PHILADELPHIA -- No books or classes. Just one computer disk with all the information needed to make lots of money abroad.
That's the promise of Passport System, a software program produced by Getting Through Customs, a suburban Newtown Square, Pa., trade consulting company.
Passport System, introduced a year ago, is one of many computer programs being hawked by consulting companies and the Commerce Department to help businesses stay current on many topics. They say their products are a more convenient and less expensive means of educating employees than seminars and classroom instruction.
The Passport System software offers information on political climates, economic trends, marketing strategies and business cultures and protocols for 50 countries. Next month, it also will be "online" or through a mainframe computer, at the Export Network of the Wharton School at the University of Pennsylvania.
About the same time, the Conference Board, a business research group in New York, will launch its own online consultation and information service for executives looking for updates on new laws, market trends and forecasts on the U.S. economy. Organizers say the program will eventually include information for business abroad.
The Conference Board's online service will let subscribers tap into a mainframe computer for late-breaking news and updated financial forecasts with a modem connecting their computers to the mainframe through telephone lines.
Many consultants are finding it makes economic sense for them to have their services available on computer programs.
Last year, Ernst & Young began providing management and tax advice on software to multinational clients who have employees abroad.
Its Expatriot Tracking System, which keeps track of personnel information, costs $7,500. A complementary program, designed to help managers calculate and budget for the cost of sending and keeping an employee abroad, costs $1,500. The complementary software is available for 31 countries -- each has the same price tag -- and can be updated for $400 each year.
Neither Conference Board nor Getting Through Customs has set prices for subscriptions to its online services.
Much of the information sold by consulting companies also is available from the U.S. government, sometimes at less cost. The government makes available political and economic information on specific countries, statistics for specific industries, and market research study results online and on compact disks.
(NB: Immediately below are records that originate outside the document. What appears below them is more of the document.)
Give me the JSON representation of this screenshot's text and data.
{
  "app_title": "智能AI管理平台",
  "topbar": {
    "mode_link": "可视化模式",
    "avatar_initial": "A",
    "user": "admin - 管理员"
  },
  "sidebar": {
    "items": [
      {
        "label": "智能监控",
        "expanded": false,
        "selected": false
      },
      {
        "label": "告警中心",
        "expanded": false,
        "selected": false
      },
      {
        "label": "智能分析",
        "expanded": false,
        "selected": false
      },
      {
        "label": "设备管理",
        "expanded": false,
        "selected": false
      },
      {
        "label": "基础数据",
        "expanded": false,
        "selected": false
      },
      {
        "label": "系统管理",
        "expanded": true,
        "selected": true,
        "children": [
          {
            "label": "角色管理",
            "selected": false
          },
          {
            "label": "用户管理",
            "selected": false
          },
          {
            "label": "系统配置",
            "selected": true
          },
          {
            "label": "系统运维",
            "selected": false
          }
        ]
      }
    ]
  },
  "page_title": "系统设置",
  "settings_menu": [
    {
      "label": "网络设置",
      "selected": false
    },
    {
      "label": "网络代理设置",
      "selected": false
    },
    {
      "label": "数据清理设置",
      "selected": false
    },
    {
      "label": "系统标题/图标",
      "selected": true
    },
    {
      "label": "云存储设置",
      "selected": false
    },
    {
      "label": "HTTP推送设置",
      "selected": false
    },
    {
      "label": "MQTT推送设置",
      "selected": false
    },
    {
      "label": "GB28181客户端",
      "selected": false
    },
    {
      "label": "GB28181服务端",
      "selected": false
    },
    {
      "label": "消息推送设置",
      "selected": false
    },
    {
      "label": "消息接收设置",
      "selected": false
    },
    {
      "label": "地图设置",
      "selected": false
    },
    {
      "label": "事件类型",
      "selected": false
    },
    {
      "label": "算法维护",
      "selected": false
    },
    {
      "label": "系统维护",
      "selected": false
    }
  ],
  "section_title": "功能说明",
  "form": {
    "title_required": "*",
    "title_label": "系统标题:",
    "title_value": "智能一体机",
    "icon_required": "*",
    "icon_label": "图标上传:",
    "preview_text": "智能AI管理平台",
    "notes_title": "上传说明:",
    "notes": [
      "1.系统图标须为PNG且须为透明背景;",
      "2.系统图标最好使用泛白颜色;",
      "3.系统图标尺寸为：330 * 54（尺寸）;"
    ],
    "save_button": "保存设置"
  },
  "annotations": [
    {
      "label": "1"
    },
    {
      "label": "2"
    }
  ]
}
Online subscriptions to the Office of Business Analysis' 5-year-old Economic Bulletin Board cost $35 per year and 20 cents per minute of use on weekdays and 5 cents per minute of use at night and on weekends. Information available includes statistics and government announcements.
The office's 1-year-old National Trade Data Bank, which includes country-specific and industry-specific statistics, is available on read-only memory compact discs or CD-ROM, issued every month for $35 each, said Ken Rogers, an economic analyst at the Office of Business Analysis.